In Sarasota, Urbanite Theatre's Wakey, Wakey is a battle between message and medium

Too thin to carry so much weight, says our critic — but well worth the experience.

Wakey, Wakey

Three of five stars

Urbanite Theatre, 1487 Second St., Sarasota

Through Sept. 2: Wed.-Sat., 8 p.m.; Sun., 2 p.m. 

$29; $20, under 40 with ID; $5, students with ID

941-321-1397, urbanitetheatre.com.

click to enlarge In Sarasota, Urbanite Theatre's Wakey, Wakey is a battle between message and medium
Dylan Jon Wade Cox

Will Eno’s Wakey, Wakey, currently playing at Sarasota’s Urbanite Theatre, is more interesting than it is satisfying. This dramatization of a dying man’s last minutes wants to defeat our expectations of how a play ought to proceed while at the same time moving us to appreciate the miracle of existence. Problem is, that first impulse — to be anti-theatrical — keeps getting in the way of the second impulse — to note life’s beauty. And when the latter finally breaks through to full expression, it too often turns out to be rather cliché, not even as eloquent as that Louis Armstrong song, “What a Wonderful World.” I’m a fan of Eno’s work, from Thom Pain (based on nothing) to Gnit and The Realistic Jones — but in those earlier plays, his eccentric style sheds light on his subject matter. Not so in Wakey, Wakey: here the jerky, stop-and-start, thinly-clad dramaturgy wants to tell us about a rich and substantial world of wonders — and the disconnect is never resolved. Anyway, if life is so great, why is the main character having such a difficult time putting his thoughts together? And is the sad experience of a fading man in a facility for terminal cases not also part of life?

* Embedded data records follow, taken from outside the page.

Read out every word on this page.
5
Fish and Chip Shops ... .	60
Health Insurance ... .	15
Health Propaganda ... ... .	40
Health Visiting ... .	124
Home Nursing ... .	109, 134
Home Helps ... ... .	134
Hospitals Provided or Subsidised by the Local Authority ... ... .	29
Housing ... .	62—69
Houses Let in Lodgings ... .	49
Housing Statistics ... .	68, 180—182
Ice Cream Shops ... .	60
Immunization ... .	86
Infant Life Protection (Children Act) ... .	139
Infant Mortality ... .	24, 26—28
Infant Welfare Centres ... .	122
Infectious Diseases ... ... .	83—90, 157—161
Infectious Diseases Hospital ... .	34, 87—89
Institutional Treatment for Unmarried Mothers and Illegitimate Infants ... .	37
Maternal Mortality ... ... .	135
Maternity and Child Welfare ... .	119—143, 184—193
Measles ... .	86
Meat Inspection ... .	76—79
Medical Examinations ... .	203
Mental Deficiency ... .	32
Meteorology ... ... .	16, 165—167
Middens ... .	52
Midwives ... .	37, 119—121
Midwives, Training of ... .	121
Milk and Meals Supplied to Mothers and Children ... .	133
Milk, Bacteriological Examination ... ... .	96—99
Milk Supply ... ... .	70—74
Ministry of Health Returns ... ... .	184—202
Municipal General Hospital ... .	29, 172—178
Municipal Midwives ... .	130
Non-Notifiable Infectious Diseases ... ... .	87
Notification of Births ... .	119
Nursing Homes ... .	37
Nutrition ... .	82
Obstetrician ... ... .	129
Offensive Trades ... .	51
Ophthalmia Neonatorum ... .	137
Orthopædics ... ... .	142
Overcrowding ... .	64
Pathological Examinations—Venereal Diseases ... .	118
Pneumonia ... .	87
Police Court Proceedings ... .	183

James FitzGerald plays that man — “Guy” — superbly. When we first meet him (directed by Brendan Ragan), he’s inexplicably facedown on the floor; soon after, he returns in a wheelchair, and this is how he’ll mostly remain. Fitzgerald, dressed by Dee Sullivan in sports coat and pajama bottoms, is terrific at suggesting an enfeebled, fatigued hospice patient, incapable of providing us a standard journey through comedy or tragedy, looking at index cards lest he forget his obligations. He has some control over what we see of the life he regrets losing: with a remote, he brings on slides and videos of children eating ice cream, animals serially howling, even “the patients-only cafeteria at an end-of-life” clinic. “A joke would be funny right here,” he says somberly, and “I don’t know exactly what to say to you.” Then he remembers his mission and suggests that we think on gratitude, on people who’ve helped us, on Pharrell Williams’s “Happy.” He even offers a variation on the thought “Today is the first day of the rest of your life.” These hackneyed ideas are easier to accept because they’re delivered so unusually. But hackneyed they are, and eventually we get the real message: The play has little to offer.

Well, there is an exception: About two-thirds into Guy’s monologue, his caretaker Lisa arrives to attend to his needs. The delightful Brittney M. Caldwell plays Lisa as the ideal nurse: patient, loving, forgiving, omni-competent. Whether comforting Guy with a cold compress on his forehead or blowing soap bubbles to prevent him from falling into despair, she’s the perfect companion to a man with apparently no friends or family. Does her participation in the play alter our understanding of Eno’s intention? Not really: Aside from reminding us of the talent it takes to look after another person, Caldwell’s Lisa adds little. Truth be told, part of the joy of her entrance is simply our relief that we now have someone to watch besides ever-faltering Guy. At the end of the play there are a few last surprises — on video and in three dimensions — but once again, it all adds up to nothing more than “Wake up and smell the roses.” There will be few in the audience to whom that thought hasn’t already occurred.

So why is a play with such a limited palette still worth our trouble? I think it’s all about Eno’s daring in constructing his 70 minutes. This playwright has always been experimental, and here he deliberately sets out to discover whether it’s possible to repeatedly frustrate an audience’s needs and still create a likable act of theater. We’re clued into this almost immediately, when a slide is projected on a wall, commanding “No Applause.” Then we’re given a main character who can’t sustain a continuous thought, another whose ministrations seem almost random, and several clever reminders that everyone on stage is conscious of the problematic nature of what they’re doing. There aren’t many major playwrights still testing the limits of their art — the absurdists of the '50s and '60s did it most — so it’s refreshing to once again be in the laboratory with renegade scientists, watching their dangerous combination of diverse chemicals, enjoying their strange products. Eno’s courage may not be enough to salvage a disappointing script; but it raises Wakey, Wakey above its core failures. I don’t regret my time watching.